On Monday, the Venezuelan Government announced the issuing of the Bono del Sur 3, one of those perverse combos in which dollar denominated bonds are offered to rich Venezuelans for a profit in order to accommodate the Government’s irresponsible policies spending and macroeconomic policies.
Over the weekend many analysts had questioned the timing. At the time, the combo was supposed to be composed of a dollar denominated Argentinean Boden 15 with a local TICC, a bond that trades only in local currency bt its price and coupon is indexed to foreign currency. The idea would be to sell US$ 500 million of each, which would help in absorbing excess monetary liquidity.
Just as a remainder, these bonds are sold at a price, calculated at Bs. 2,150 per US$ and people can turn around and sell it at a lower price in US$, but at an implicit price below the parallel exchange rate which today stood at a full 100% premium to the official rate at Bs. 4,300 per US$.
The reason that the issue was being questioned was the fact that with the uncertainty in the international markets with the sub-prime credit crisis, then volatility could make the price of the Argentinean bond swing dramatically and drop in price to the point that investors would lose money. Thus, by rushing the issue, the Government could burn some investors who had thought the PDVSA issue was a sure thing, held on to it and now can’t decide when to sell due to the volatility in international markets.
An additional problem is that this is the peak of vacation time so that there seemed to be no reason, given the resources available to the Government to rush it to market and wait a couple of weeks until vacationers came back.
But then some genius came up with the idea that rather than postpone, they would add to the bolivar part another US$ 500 million and this would somehow mitigate the possible volatility in the international markets.
Thus, on Monday the “combo” was announced to be equal parts of the Argentinean Boden 15 trading at 80, a TICC 2017 trading at 95 and a TICC 2019 tarding at 94. With this combination if you bought the combo at the announced price of 104 this morning, you would be buying the dollar part at an effective rate of Bs.3,500 per US$ give or take 50 Bolivars.
However, whomever thought of adding this additional part in bolivars did not think in through and the whole thing backfired.
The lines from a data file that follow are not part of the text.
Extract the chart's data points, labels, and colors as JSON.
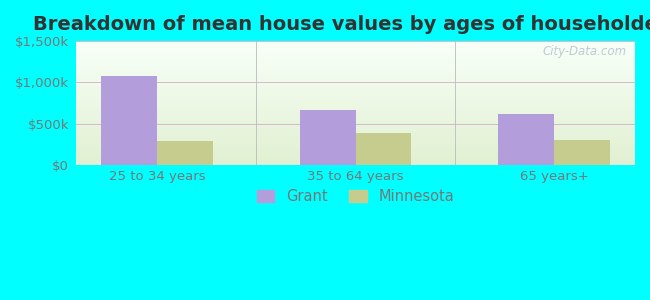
{
  "title": "Breakdown of mean house values by ages of householders",
  "categories": [
    "25 to 34 years",
    "35 to 64 years",
    "65 years+"
  ],
  "grant_values": [
    1075000,
    670000,
    620000
  ],
  "minnesota_values": [
    295000,
    390000,
    310000
  ],
  "grant_color": "#b39ddb",
  "minnesota_color": "#c5cc8e",
  "ylim": [
    0,
    1500000
  ],
  "yticks": [
    0,
    500000,
    1000000,
    1500000
  ],
  "ytick_labels": [
    "$0",
    "$500k",
    "$1,000k",
    "$1,500k"
  ],
  "legend_labels": [
    "Grant",
    "Minnesota"
  ],
  "background_outer": "#00ffff",
  "watermark": "City-Data.com",
  "bar_width": 0.28,
  "title_fontsize": 14,
  "tick_fontsize": 9.5,
  "legend_fontsize": 10.5
}
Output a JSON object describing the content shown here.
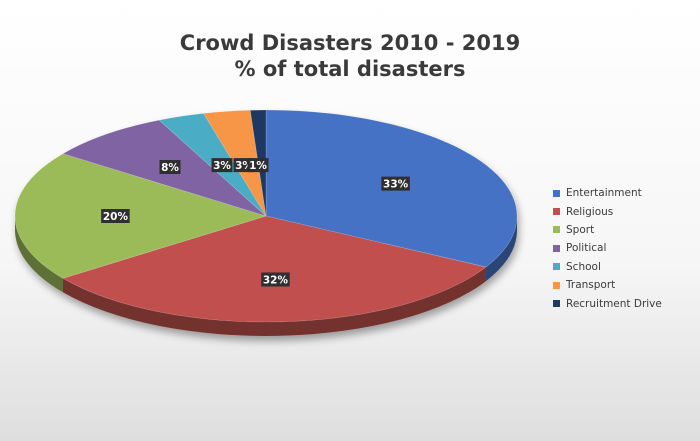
{
  "chart_data": {
    "type": "pie",
    "title": "Crowd Disasters 2010 - 2019",
    "subtitle": "% of total disasters",
    "legend_position": "right",
    "slices": [
      {
        "name": "Entertainment",
        "value": 33,
        "label": "33%",
        "color": "#4472C4"
      },
      {
        "name": "Religious",
        "value": 32,
        "label": "32%",
        "color": "#C0504D"
      },
      {
        "name": "Sport",
        "value": 20,
        "label": "20%",
        "color": "#9BBB59"
      },
      {
        "name": "Political",
        "value": 8,
        "label": "8%",
        "color": "#8064A2"
      },
      {
        "name": "School",
        "value": 3,
        "label": "3%",
        "color": "#4BACC6"
      },
      {
        "name": "Transport",
        "value": 3,
        "label": "3%",
        "color": "#F79646"
      },
      {
        "name": "Recruitment Drive",
        "value": 1,
        "label": "1%",
        "color": "#1F3864"
      }
    ]
  }
}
This morning, when the Government set the price, banks, who are the natural buyers of the TICC’s (Indexed to the official exchange rate but quoted in Bolivars) realized that US$ 1 billion in TICC’s was simply too much and their price dropped from the mid-nineties to around 80. To make matters worse today’s volatility abroad, also drove the price of the Boden 15 down to around 78, so that when investors plugged in their numbers into their spreadsheets, they came up with a rate around Bs. 4,100 per US$ very close to the official exchange rate.
The result? Interest dried up and brokers began telling their clients not to bother with the bond.
Let me also clarify why the US$ 1 billion was also unattractive to local banks. Under Venezuelan regulations, banks are limited to 15% of their equity in foreign currency. As you can imagine, in this inflationary environment, most banks have this up to the hilt. However, these TICC bonds, even though they trade in Bolivars, are indexed to the official currency, thus they count as part of this requirement. Thus, for banks it was nit too attractive to buy these two issues and given the size, US$ 1 billion, most decided to stay away.
By mid afternoon the Ministry of Finance was panicking, holding a meeting with the banking system, where according to one source the banks were even threatened with unleashing the autocrat on them.
Thus, as of tonight, with prices of both TICC’s and Boden 15’s depressed, the Bono del Sur 3 remained unattractive proving once again that the Government is losing its control over an over regulated economy, where you would need more knowledgeable people who would think before acting in such amateurish and simplistic way.
At this time, the solution would appear to be to exempt these TICC’s from the foreign exchange quota imposed on the banks. But logic has never been the forte of Chavismo and the revolution.
Stay tuned…the TICC’s will probably bounce up today, but international markets look jumpy early in the morning…
Note added on Wednesday night: TICC’s rebounded today and should rebound even more tomorrow as I hear that they will be removed from the dollar quota for banks…without this maybe the Government would not have placed the issue. Interesting, lots os barking and in the end a profit incentive solves the problem. Sounds like XXth. Century Capitalism to me.